Battle lines drawn again for farmers’ ‘rich’ rewards

It has gone in cycles over the past 50 years, but it appears the battle lines are again being drawn between the federal government

It has gone in cycles over the past 50 years, but it appears the battle lines are again being drawn between the federal government and the agriculture industry over farm-support programs.

Various federal officials are claiming the Agri-Stability program is too rich. Essentially, farm support kicks in when a producer’s income falls below 85 per cent of the previous five years’ average income. That level seemed to satisfy the federal and provincial bureaucrats and their ministers in the past, but that was then and this is now.

Now the federal Conservative government is on a deficit-reduction crusade and they have been looking for soft targets that won’t attract a lot of public or media attention. Clearly, the agriculture sector comes to mind when the latter two are a consideration.

After all, city voters and the urban media don’t care much about the fate of a few farmers who have shown a predilection to vote Conservative anyway, no matter how much the government abuses them.

It seems nefarious federal number crunchers determined that if the Agri-Stability support level was reduced to say 50 per cent, the program would likely never pay out and save as much as $2.2 billion. It was finally recommended that the program be reduced to 70 per cent. That would still result in a saving of $1.2 billion.

Clearly, making billion dollar savings at the expense of the agriculture sector is just too tempting for any government.
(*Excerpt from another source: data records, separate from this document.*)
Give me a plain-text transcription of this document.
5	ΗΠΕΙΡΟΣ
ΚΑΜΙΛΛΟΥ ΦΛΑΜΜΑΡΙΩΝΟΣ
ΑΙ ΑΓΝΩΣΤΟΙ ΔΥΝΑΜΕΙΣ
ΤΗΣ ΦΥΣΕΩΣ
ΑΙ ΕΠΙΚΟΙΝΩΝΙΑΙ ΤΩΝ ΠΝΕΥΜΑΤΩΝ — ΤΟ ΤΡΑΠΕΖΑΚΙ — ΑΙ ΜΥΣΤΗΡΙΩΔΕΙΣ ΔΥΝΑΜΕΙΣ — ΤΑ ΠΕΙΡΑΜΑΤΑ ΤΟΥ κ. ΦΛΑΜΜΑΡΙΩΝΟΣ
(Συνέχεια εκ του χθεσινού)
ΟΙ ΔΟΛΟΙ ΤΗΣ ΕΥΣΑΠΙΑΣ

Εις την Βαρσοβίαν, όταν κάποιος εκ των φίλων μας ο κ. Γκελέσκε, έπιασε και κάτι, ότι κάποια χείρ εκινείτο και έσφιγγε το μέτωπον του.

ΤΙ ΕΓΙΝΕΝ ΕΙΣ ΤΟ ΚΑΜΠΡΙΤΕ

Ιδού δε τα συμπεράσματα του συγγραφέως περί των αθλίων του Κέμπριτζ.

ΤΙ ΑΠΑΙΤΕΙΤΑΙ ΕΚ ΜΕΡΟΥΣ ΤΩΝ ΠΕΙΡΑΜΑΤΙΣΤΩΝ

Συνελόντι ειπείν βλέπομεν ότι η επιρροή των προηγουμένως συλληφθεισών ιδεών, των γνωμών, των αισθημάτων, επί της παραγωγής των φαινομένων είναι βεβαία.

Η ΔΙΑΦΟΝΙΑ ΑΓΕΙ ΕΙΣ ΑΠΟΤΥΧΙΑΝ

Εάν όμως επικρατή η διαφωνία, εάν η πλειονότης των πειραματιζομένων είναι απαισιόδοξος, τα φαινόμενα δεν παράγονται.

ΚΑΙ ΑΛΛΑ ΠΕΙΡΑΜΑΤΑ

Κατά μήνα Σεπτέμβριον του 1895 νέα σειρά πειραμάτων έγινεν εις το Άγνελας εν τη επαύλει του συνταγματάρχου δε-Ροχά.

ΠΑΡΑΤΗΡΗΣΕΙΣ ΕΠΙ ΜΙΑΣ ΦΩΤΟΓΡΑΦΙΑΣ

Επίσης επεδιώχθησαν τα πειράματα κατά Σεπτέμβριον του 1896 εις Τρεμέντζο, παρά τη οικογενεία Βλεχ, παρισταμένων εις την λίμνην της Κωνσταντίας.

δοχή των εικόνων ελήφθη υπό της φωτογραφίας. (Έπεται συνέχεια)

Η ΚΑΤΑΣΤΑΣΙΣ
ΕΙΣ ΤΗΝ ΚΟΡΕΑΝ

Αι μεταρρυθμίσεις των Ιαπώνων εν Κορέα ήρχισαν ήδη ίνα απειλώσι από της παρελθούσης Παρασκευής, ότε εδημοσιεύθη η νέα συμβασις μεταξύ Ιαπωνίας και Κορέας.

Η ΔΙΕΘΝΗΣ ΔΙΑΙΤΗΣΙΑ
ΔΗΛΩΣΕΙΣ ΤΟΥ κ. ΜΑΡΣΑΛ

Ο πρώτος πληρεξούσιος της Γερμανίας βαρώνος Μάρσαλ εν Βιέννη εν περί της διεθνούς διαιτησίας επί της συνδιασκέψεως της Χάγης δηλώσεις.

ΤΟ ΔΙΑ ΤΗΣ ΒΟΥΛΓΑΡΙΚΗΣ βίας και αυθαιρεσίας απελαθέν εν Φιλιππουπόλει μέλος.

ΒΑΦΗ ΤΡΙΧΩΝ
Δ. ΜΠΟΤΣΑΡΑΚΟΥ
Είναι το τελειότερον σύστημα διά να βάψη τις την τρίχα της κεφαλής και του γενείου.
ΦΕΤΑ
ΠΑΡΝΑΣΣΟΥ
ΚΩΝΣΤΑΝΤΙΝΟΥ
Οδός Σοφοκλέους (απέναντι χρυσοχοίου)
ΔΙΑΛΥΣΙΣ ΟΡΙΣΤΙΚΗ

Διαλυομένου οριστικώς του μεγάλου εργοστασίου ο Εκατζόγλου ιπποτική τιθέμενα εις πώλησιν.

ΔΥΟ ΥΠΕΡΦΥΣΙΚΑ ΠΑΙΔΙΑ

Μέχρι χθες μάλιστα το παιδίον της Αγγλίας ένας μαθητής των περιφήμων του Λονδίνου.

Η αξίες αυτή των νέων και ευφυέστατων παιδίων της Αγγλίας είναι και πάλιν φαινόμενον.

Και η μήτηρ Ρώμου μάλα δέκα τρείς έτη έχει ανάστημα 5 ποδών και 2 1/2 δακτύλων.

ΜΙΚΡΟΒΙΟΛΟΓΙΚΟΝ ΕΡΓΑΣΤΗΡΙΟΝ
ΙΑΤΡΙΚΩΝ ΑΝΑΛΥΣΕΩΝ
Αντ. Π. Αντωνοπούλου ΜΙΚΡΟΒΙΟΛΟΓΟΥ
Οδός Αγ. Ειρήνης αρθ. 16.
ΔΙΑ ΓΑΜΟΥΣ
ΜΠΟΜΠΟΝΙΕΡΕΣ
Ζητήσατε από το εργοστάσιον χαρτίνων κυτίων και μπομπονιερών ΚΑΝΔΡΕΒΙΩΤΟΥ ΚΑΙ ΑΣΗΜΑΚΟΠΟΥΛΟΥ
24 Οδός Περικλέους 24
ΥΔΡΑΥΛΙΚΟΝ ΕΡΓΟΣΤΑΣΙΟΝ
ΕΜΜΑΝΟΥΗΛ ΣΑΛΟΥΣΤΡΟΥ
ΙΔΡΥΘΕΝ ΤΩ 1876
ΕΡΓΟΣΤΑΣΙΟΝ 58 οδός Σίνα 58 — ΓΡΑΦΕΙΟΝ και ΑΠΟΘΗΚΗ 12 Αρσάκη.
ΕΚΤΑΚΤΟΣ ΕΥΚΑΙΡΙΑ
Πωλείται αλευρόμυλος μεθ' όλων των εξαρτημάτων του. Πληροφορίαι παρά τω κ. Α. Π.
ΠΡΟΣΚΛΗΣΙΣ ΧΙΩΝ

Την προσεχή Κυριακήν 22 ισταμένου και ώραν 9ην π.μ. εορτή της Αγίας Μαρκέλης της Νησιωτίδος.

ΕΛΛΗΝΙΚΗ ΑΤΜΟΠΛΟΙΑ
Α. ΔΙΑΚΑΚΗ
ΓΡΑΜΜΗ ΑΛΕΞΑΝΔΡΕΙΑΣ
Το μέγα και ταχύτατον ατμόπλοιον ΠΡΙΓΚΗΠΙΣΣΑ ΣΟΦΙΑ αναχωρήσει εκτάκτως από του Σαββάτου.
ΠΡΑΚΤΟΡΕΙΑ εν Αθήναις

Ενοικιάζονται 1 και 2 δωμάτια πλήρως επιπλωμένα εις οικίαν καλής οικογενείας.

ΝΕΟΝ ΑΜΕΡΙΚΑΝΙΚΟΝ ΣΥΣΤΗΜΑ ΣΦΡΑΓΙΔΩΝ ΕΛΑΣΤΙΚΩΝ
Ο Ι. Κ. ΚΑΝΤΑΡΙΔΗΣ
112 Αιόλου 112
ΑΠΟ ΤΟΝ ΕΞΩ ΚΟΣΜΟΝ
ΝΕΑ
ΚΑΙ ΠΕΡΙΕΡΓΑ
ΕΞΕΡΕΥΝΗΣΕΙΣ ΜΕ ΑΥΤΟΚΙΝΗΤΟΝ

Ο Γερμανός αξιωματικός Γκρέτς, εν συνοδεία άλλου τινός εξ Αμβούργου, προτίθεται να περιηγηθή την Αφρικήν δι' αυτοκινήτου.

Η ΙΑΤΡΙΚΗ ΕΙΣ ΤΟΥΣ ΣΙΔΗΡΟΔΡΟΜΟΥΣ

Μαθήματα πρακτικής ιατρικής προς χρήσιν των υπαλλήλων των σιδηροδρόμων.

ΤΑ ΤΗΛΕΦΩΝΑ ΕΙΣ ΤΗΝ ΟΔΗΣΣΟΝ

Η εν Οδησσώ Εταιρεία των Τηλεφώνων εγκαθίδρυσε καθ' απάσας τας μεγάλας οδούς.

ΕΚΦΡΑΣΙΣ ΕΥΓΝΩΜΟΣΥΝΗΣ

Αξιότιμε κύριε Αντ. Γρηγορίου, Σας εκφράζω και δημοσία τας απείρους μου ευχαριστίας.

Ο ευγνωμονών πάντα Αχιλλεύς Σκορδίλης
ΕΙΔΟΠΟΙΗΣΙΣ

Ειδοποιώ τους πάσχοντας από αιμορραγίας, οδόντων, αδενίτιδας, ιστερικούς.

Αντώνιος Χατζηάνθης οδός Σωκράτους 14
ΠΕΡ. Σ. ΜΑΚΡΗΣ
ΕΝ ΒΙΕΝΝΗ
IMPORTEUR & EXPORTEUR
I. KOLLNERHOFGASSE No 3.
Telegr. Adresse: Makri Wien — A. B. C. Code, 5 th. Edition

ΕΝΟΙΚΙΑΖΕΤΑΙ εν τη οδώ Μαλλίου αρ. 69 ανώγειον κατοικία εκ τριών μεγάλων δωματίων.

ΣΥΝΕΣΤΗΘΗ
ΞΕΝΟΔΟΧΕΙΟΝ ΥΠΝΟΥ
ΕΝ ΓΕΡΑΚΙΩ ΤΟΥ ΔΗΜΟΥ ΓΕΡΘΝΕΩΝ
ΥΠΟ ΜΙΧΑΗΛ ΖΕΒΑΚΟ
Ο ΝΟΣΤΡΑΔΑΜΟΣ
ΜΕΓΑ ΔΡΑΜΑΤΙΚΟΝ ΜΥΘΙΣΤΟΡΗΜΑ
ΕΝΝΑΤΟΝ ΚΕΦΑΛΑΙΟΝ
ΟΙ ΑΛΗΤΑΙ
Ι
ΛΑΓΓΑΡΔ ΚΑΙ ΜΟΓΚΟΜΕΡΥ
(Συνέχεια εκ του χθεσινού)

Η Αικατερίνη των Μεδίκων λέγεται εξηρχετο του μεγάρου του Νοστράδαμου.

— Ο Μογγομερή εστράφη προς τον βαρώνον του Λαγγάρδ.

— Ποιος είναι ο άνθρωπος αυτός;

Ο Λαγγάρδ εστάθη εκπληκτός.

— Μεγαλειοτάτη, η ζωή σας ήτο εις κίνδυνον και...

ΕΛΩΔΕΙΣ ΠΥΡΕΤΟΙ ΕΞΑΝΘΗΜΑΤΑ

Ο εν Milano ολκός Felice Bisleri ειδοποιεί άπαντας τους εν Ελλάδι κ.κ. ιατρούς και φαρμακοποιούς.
Besides, on the crop-production side, grain and oilseed prices have seen a steady increase and could see new highs if the American drought creates shortages as predicted. That makes growers’ complacent about any changes to the program today, though they might wish they had paid more attention if future prices and markets hit the skids.

What also worries government program administrators is that a few years of consistently high commodity prices raises the overall payout threshold for future years, especially if future market prices really collapse. Payouts could end up being many more billions than the present program levels. What causes one to ponder about that expensive scenario is — why didn’t the geniuses who created the program anticipate that possibility.
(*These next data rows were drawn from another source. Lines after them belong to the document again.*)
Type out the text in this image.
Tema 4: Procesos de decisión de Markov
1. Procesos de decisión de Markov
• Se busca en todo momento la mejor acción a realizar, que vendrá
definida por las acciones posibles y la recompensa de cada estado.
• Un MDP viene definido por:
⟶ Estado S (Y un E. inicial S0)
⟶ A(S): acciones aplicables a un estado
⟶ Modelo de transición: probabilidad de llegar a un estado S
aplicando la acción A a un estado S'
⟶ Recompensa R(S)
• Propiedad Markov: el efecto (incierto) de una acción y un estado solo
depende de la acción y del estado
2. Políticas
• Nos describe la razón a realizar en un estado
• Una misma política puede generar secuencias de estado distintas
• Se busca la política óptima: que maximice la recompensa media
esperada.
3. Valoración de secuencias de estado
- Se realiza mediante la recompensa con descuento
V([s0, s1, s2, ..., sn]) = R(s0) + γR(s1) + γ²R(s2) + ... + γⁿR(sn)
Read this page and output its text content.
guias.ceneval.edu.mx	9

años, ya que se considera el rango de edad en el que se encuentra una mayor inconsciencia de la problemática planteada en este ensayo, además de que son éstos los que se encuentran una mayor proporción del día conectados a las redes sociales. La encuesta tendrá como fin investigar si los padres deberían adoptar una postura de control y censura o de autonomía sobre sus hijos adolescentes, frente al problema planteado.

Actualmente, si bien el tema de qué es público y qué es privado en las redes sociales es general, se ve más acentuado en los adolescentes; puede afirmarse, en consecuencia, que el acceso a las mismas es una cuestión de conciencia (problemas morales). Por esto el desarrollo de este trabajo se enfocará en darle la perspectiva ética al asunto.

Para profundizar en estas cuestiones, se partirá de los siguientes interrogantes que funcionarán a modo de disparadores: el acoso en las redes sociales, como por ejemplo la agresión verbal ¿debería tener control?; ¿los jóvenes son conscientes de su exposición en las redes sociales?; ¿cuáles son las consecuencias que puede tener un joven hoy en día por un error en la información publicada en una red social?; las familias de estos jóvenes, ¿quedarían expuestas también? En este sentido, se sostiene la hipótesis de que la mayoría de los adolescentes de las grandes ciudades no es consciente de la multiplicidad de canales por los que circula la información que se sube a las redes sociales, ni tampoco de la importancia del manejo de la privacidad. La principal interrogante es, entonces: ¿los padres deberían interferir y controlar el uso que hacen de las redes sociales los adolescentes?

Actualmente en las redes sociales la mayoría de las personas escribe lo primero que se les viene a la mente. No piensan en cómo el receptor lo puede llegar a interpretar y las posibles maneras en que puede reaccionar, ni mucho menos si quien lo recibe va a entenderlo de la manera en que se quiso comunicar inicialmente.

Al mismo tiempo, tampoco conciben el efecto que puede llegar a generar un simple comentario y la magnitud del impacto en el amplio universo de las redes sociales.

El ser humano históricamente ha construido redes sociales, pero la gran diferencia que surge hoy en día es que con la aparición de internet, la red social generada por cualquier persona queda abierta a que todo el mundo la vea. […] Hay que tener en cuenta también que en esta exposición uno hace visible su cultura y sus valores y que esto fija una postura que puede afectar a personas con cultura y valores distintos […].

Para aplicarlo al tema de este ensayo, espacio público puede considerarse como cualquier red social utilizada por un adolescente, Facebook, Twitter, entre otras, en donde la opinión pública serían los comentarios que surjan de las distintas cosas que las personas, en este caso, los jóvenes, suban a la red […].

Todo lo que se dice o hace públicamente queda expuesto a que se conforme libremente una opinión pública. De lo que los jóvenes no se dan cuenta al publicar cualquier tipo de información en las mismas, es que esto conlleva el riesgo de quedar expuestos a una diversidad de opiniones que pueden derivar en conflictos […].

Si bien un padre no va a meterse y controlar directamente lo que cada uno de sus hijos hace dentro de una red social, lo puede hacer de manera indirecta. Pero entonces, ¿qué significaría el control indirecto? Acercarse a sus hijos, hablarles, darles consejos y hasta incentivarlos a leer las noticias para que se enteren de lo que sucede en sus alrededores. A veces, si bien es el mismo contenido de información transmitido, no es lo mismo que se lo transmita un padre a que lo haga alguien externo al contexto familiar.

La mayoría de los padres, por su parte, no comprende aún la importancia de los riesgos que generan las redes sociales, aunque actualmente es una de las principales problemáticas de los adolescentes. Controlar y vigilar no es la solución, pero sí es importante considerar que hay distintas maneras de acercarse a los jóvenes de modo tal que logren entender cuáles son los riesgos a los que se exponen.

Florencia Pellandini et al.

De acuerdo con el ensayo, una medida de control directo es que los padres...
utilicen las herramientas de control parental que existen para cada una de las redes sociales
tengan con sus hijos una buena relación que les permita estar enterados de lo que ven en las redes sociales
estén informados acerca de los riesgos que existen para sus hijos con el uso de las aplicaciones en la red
Actually, it’s part of a long-established pattern where government program planners in faraway Ottawa office towers are determined to base programs on price averages that will never change. Amazingly, they never plan for prices that might significantly rise or fall on very short notice — which is becoming more commonplace. They do throw out the highest and lowest figures in the average, but that doesn’t work that well in a consistent decreasing market price situation spread over a few years.

The livestock industry was the best example of that over the past few years. Hogs showed a persistent price depression for a number of years in a row — the program could not adjust to that quickly enough and producers received little support, even in the direst of times.
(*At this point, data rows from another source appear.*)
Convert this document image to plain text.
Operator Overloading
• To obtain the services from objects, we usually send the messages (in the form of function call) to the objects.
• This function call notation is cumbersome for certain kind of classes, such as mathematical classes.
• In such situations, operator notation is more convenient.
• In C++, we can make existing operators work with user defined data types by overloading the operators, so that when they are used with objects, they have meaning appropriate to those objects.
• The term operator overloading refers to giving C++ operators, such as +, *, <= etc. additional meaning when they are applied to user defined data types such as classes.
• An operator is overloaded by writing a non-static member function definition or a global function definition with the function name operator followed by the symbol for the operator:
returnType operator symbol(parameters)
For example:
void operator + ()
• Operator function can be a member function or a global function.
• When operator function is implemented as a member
Some payments were triggered, but only after tinkering with the formula. The same happened to cattle producers in past drought situations. Heck, even when the formula kicks in, the feds only seem to get in motion after producer groups hammer on them to activate the program that producers are entitled to. I expect history will repeat itself with livestock producers, as cow/calf market prices are expected to drop considerably as feedlots squeeze them due to very high feed-grain prices.

At the recommended 70 per cent or lower trigger rate, those producers will probably not see much of a payment anytime soon.

What is also worrying bureaucrats is the possible future image of some crop farmers receiving million dollar government cheques if the trigger stayed at 85 per cent and grain prices collapse. Such payments have occurred with past programs and has to do with the reality that there are more mega-farming operations that involve many thousands of acres and millions in bushels and dollars.

As fair as such payments might be, making million-dollar-plus payments to mere farmers is still something the urban public and media can’t comprehend. Such folks have been raised on the image of farming being akin to “Old MacDonald’s Farm,” not large-scale corporate commercial agriculture.

It seems that never in the 50-year history of national farm support has any of the myriad programs ever worked as expected, or been free from political interference. I guess, at least, that has been consistent.

Will Verboven is the editor of Alberta Farmer.